Setelah benar-benar lengkap, dia benar-benar keluar dari kamarnya.

Tepat ketika dia keluar dari kamarnya, pintu kamar di sebelah kamarnya-ikut terbuka dan menampilkan presensi yang sangat bertolak belakang dengannya. Sosok itu memakai, celana jeans hitam robek di bagian lutut, kaos oblong longgar, topi baseball dengan muncung terbalik, jaket yang terikat di pinggang, ransel laki-laki itu tersampir di sebelah bahu, papan skate di tangan kirinya.

Melihatnya, membuatnya tersenyum. "Yakin, gak akan diusir Pak Budi?"

Ditanyai begitu oleh kakak kembarnya, membuat Zharo meringis. "Kayak, lo nggak tau jawabannya apa aja, Rel," jawabnya kelewat cuek dan santai.

Ya, laki-laki kelewat sopan itu-Arzharel Keenandrey Rifai hanya mampu berdecak melihat adik kembarnya. "Udah tau Pak Budi itu dosen pelit nilai.
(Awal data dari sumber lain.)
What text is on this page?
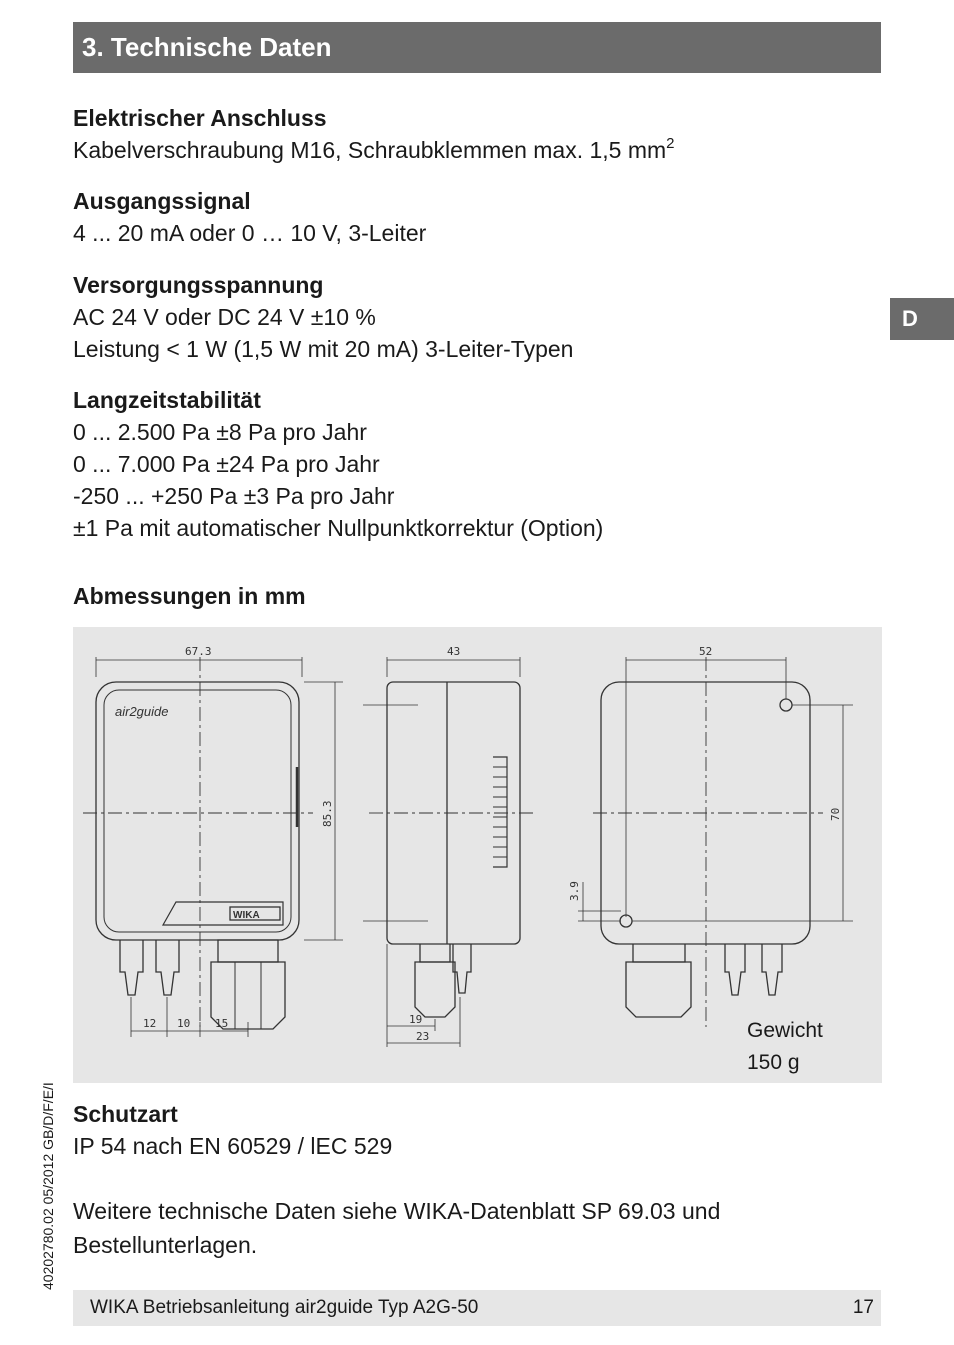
3. Technische Daten
D
Elektrischer Anschluss
Kabelverschraubung M16, Schraubklemmen max. 1,5 $mm^2$
Ausgangssignal
4 ... 20 mA oder 0 … 10 V, 3-Leiter
Versorgungsspannung
AC 24 V oder DC 24 V ±10 %
Leistung < 1 W (1,5 W mit 20 mA) 3-Leiter-Typen
Langzeitstabilität
0 ... 2.500 Pa ±8 Pa pro Jahr
0 ... 7.000 Pa ±24 Pa pro Jahr
-250 ... +250 Pa ±3 Pa pro Jahr
±1 Pa mit automatischer Nullpunktkorrektur (Option)
Abmessungen in mm
67.3
85.3
43	52
70
3.9
12 10 15	19
23
air2guide
WIKA
Gewicht
150 g
Schutzart
IP 54 nach EN 60529 / lEC 529
Weitere technische Daten siehe WIKA-Datenblatt SP 69.03 und
Bestellunterlagen.
40202780.02 05/2012 GB/D/F/E/I
WIKA Betriebsanleitung air2guide Typ A2G-50	17
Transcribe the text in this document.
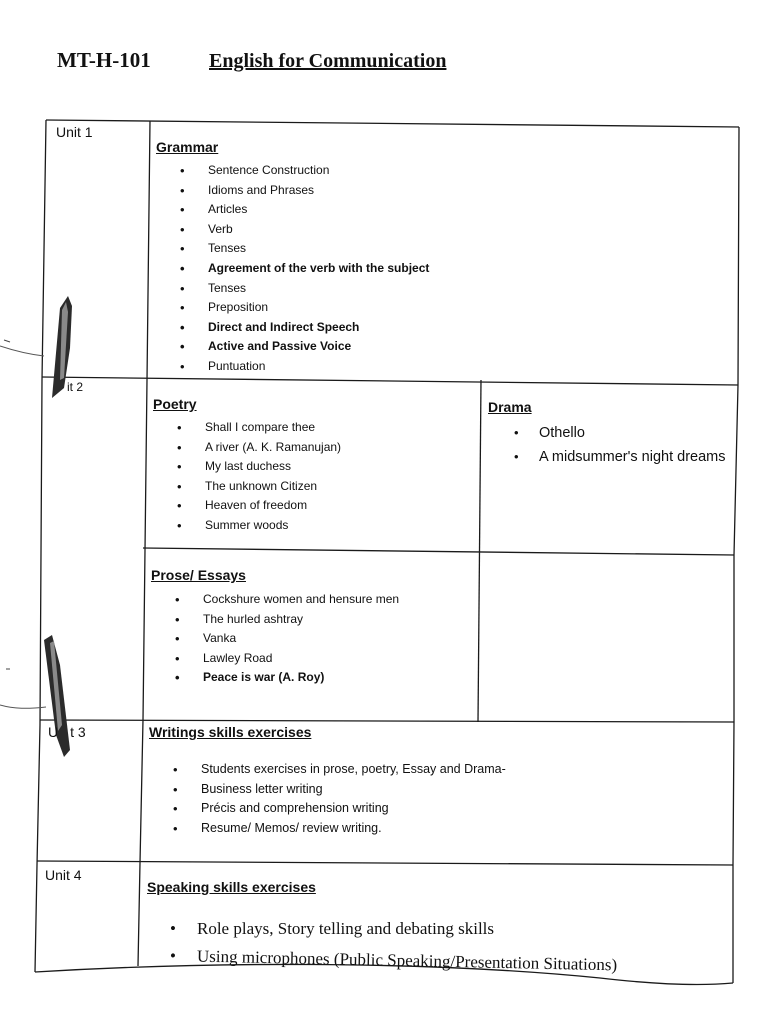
MT-H-101	English for Communication
Unit 1
it 2
U t 3
Unit 4
Grammar
• Sentence Construction
• Idioms and Phrases
• Articles
• Verb
• Tenses
• Agreement of the verb with the subject
• Tenses
• Preposition
• Direct and Indirect Speech
• Active and Passive Voice
• Puntuation
Poetry
• Shall I compare thee
• A river (A. K. Ramanujan)
• My last duchess
• The unknown Citizen
• Heaven of freedom
• Summer woods
Drama
• Othello
• A midsummer's night dreams
Prose/ Essays
• Cockshure women and hensure men
• The hurled ashtray
• Vanka
• Lawley Road
• Peace is war (A. Roy)
Writings skills exercises
• Students exercises in prose, poetry, Essay and Drama-
• Business letter writing
• Précis and comprehension writing
• Resume/ Memos/ review writing.
Speaking skills exercises
• Role plays, Story telling and debating skills
• Using microphones (Public Speaking/Presentation Situations)
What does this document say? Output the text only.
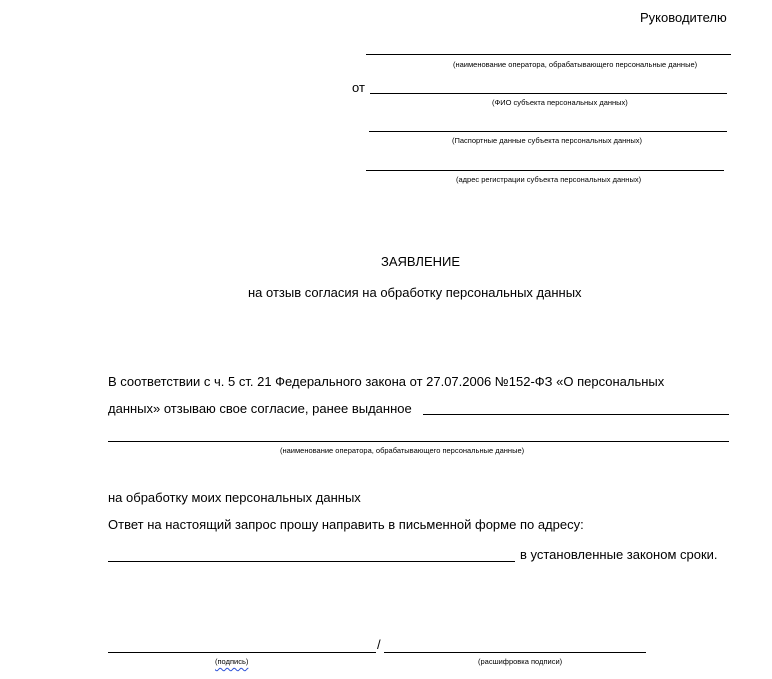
Руководителю
(наименование оператора, обрабатывающего персональные данные)
от
(ФИО субъекта персональных данных)
(Паспортные данные субъекта персональных данных)
(адрес регистрации субъекта персональных данных)
ЗАЯВЛЕНИЕ
на отзыв согласия на обработку персональных данных
В соответствии с ч. 5 ст. 21 Федерального закона от 27.07.2006 №152-ФЗ «О персональных
данных» отзываю свое согласие, ранее выданное
(наименование оператора, обрабатывающего персональные данные)
на обработку моих персональных данных
Ответ на настоящий запрос прошу направить в письменной форме по адресу:
в установленные законом сроки.
/
(подпись)	(расшифровка подписи)
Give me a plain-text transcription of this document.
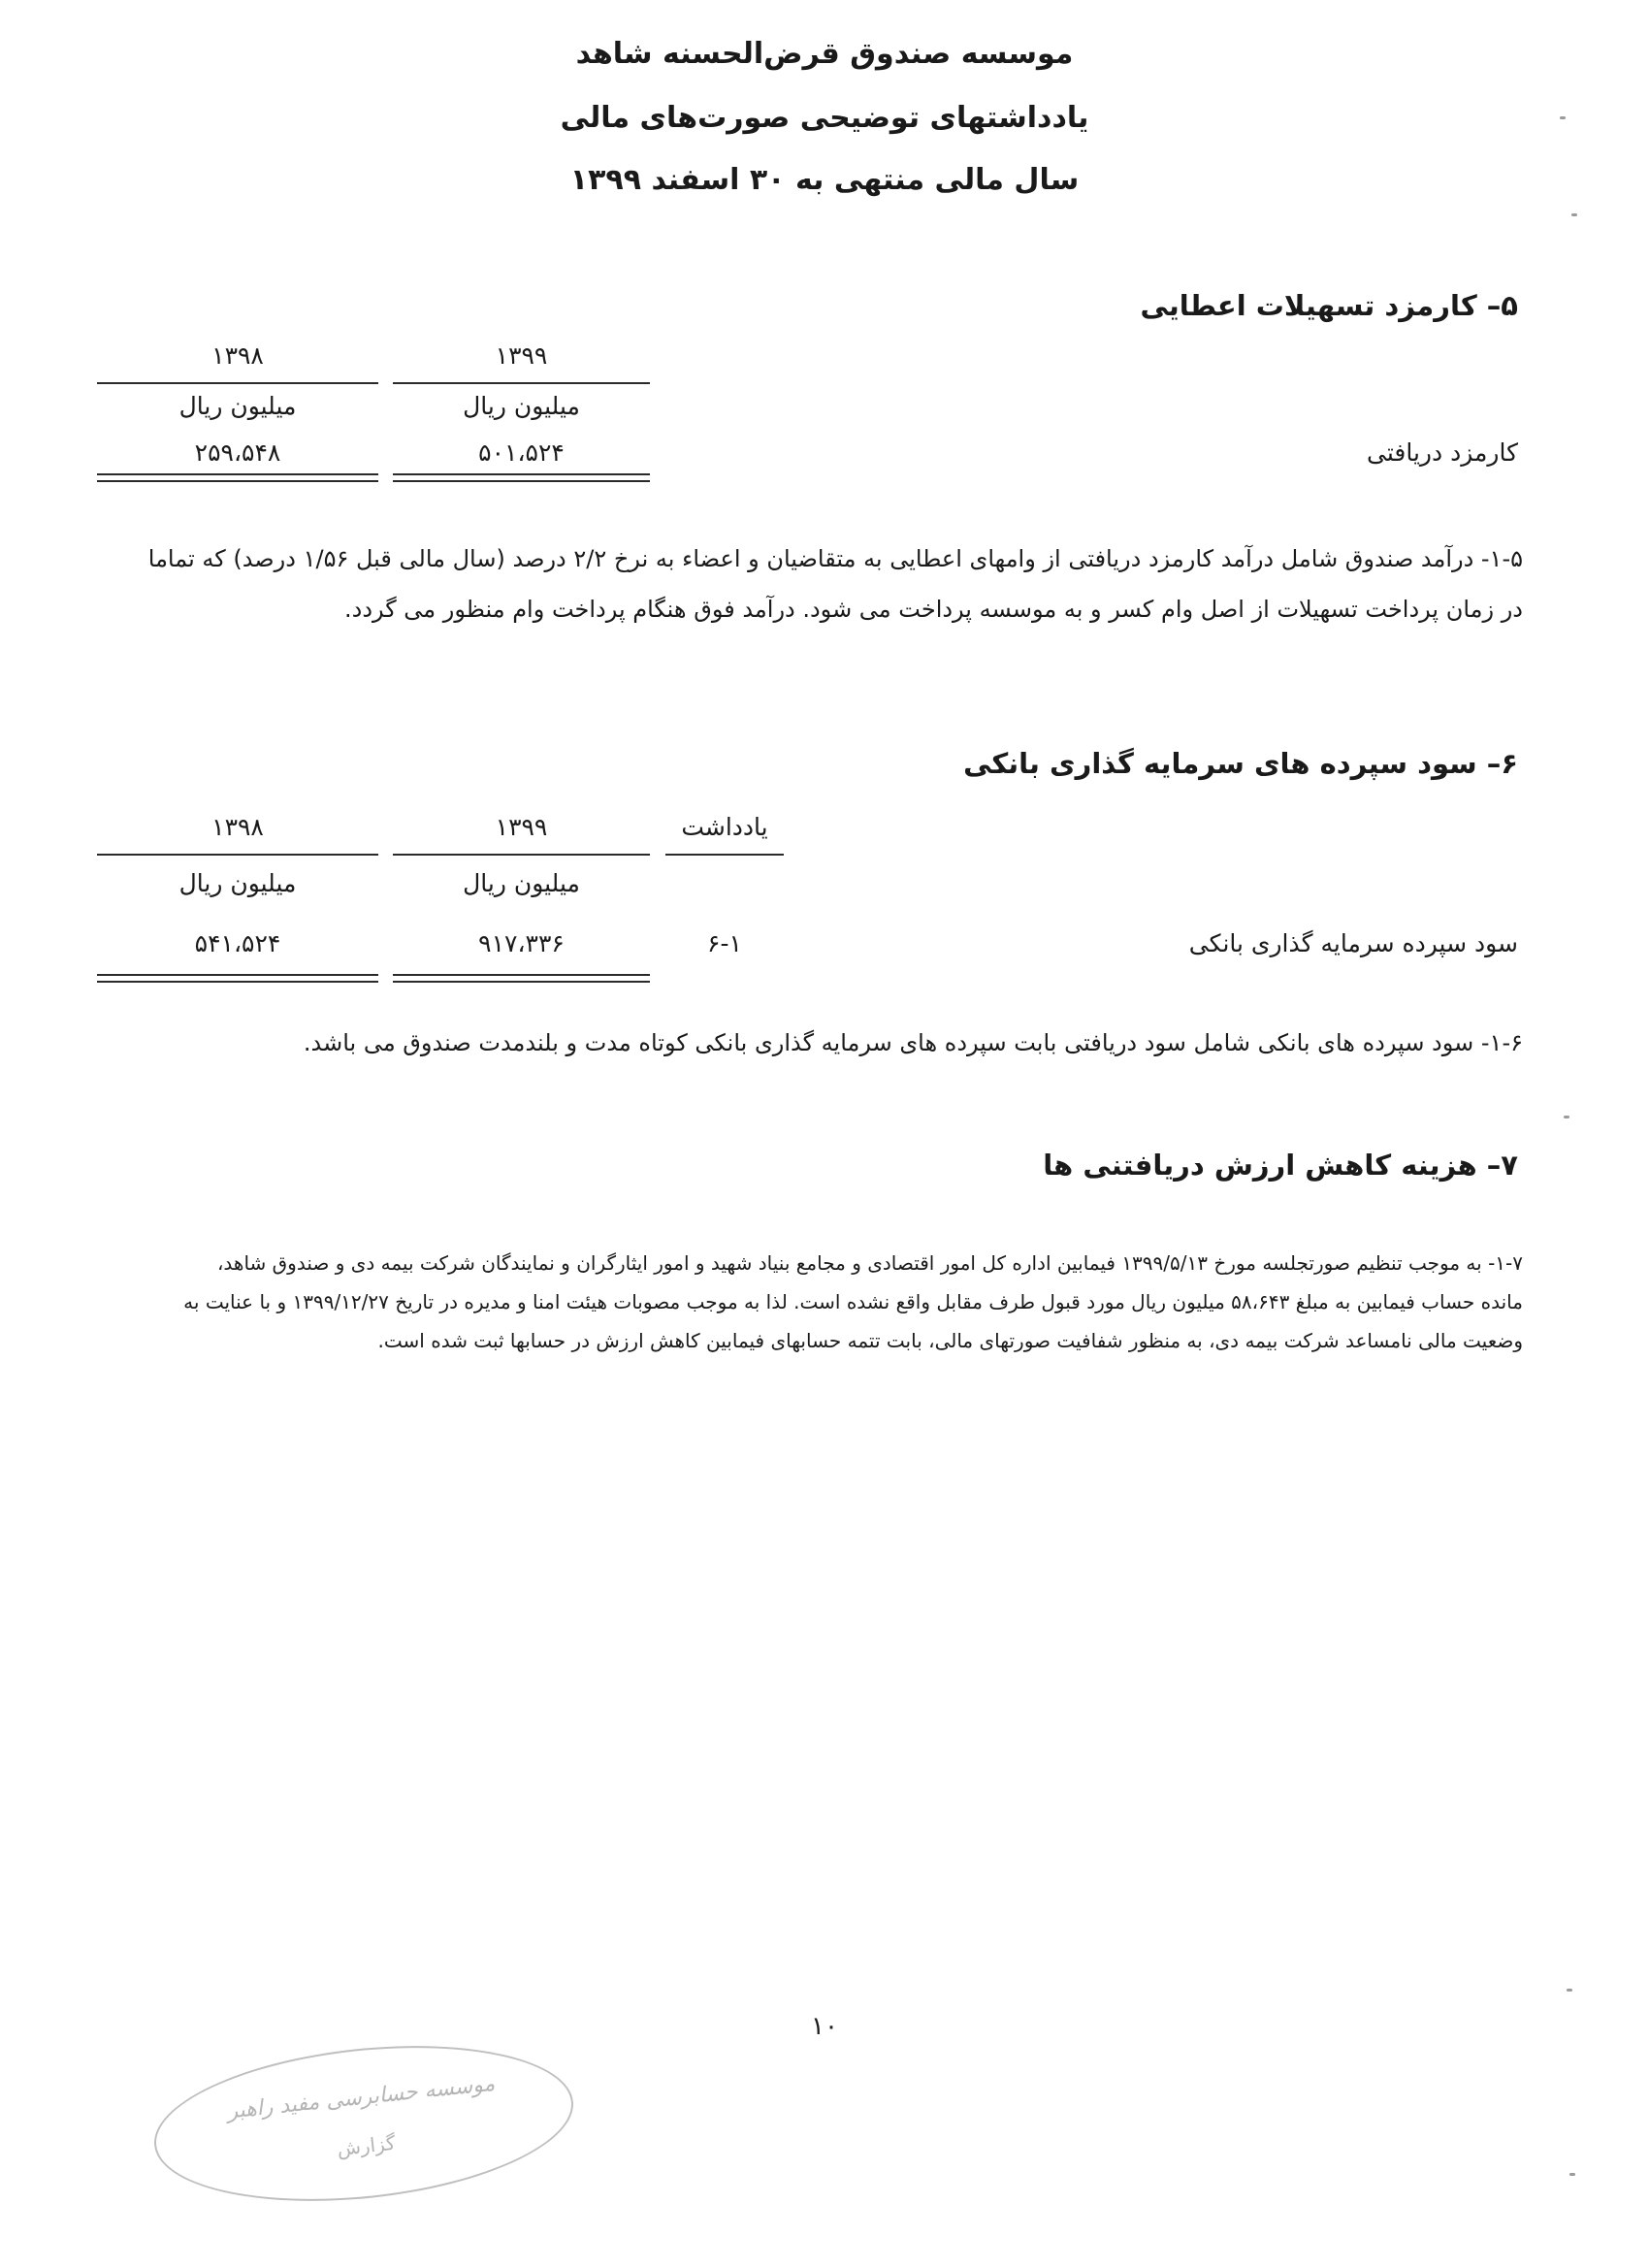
موسسه صندوق قرض‌الحسنه شاهد
یادداشتهای توضیحی صورت‌های مالی
سال مالی منتهی به ۳۰ اسفند ۱۳۹۹
۵– کارمزد تسهیلات اعطایی
۱۳۹۹
۱۳۹۸
میلیون ریال
میلیون ریال
۵۰۱،۵۲۴
۲۵۹،۵۴۸	کارمزد دریافتی
۱-۵- درآمد صندوق شامل درآمد کارمزد دریافتی از وامهای اعطایی به متقاضیان و اعضاء به نرخ ۲/۲ درصد (سال مالی قبل ۱/۵۶ درصد) که تماما
در زمان پرداخت تسهیلات از اصل وام کسر و به موسسه پرداخت می شود. درآمد فوق هنگام پرداخت وام منظور می گردد.
۶– سود سپرده های سرمایه گذاری بانکی
یادداشت
۱۳۹۹
۱۳۹۸
میلیون ریال
میلیون ریال
سود سپرده سرمایه گذاری بانکی
۶-۱
۹۱۷،۳۳۶
۵۴۱،۵۲۴
۱-۶- سود سپرده های بانکی شامل سود دریافتی بابت سپرده های سرمایه گذاری بانکی کوتاه مدت و بلندمدت صندوق می باشد.
۷– هزینه کاهش ارزش دریافتنی ها
۱-۷- به موجب تنظیم صورتجلسه مورخ ۱۳۹۹/۵/۱۳ فیمابین اداره کل امور اقتصادی و مجامع بنیاد شهید و امور ایثارگران و نمایندگان شرکت بیمه دی و صندوق شاهد،
مانده حساب فیمابین به مبلغ ۵۸،۶۴۳ میلیون ریال مورد قبول طرف مقابل واقع نشده است. لذا به موجب مصوبات هیئت امنا و مدیره در تاریخ ۱۳۹۹/۱۲/۲۷ و با عنایت به
وضعیت مالی نامساعد شرکت بیمه دی، به منظور شفافیت صورتهای مالی، بابت تتمه حسابهای فیمابین کاهش ارزش در حسابها ثبت شده است.
۱۰
موسسه حسابرسی مفید راهبر
گزارش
Lo itu tetep aja ya, masih punya nyali buat ngebangkang. Di bawah, pasti papa ngomel."

"Papa ngomel pun, udah jadi makanan keseharian buat gue," jawab Zharo, lagi-lagi kelewat cuek. Ketika melihat penampilan Zharel, Zharo menggeleng, tak mengerti lagi dengan kakak kembarnya itu. "Masih gak bosen untuk jadi anak bae dan teladan, Rel? Gaya pakaiannya lo itu, kuno banget. Ketinggalan jaman..."

Zharel berdecak mendengar ejekan Zharo. "Yang ada gue tanya ke lo, Rel. Lo itu niat gak sih, mau bimbingan skripsi? Yang ada, sebelum bimbingan, duluan ditendang lo dari ruang dosen. Mau cepetan keluar dari kampus, kan? Makanya lo harus rajin-rajin bimbingan. Pake baju rapi biar nilainya nggak dikurangin, Ro."

Zharo misu-misuh mendengar perkataan saudaranya itu. "Sialan lo, Rel!"

***

Tata mendesah pelan melihat dua kakak kembarnya yang diam saja selama sarapan berlangsung. Mereka berdua, asyik makan roti dan tak ada yang berbicara atau setidaknya memulai pembicaraan, di meja makan ini. Ruang makan jadi sepi, karena dari mereka bertiga sama sekali tak ada yang bicara, khidmat ke makanan.

Gadis kelas dua SMA itu membuang nafas kasar setelah menelan makanan bubur ayam yang jadi menu sarapannya. "Jadi, yang anter Tata ke sekolah siapa?"

"Pak Ujo," celetuk Zharo di sela kunyahannya. "Minta Pak Ujo anter..."

Mendengarnya, Tata mencebik. "Abang, gak inget apa kata papa?"

"Kalau Tata harus dianter Bang Rel atau Bang Ro?" tanya Zharo lagi. Kini dia mengangguk, masih dengan mengunyah roti selai cokelatnya. "Inget, kok."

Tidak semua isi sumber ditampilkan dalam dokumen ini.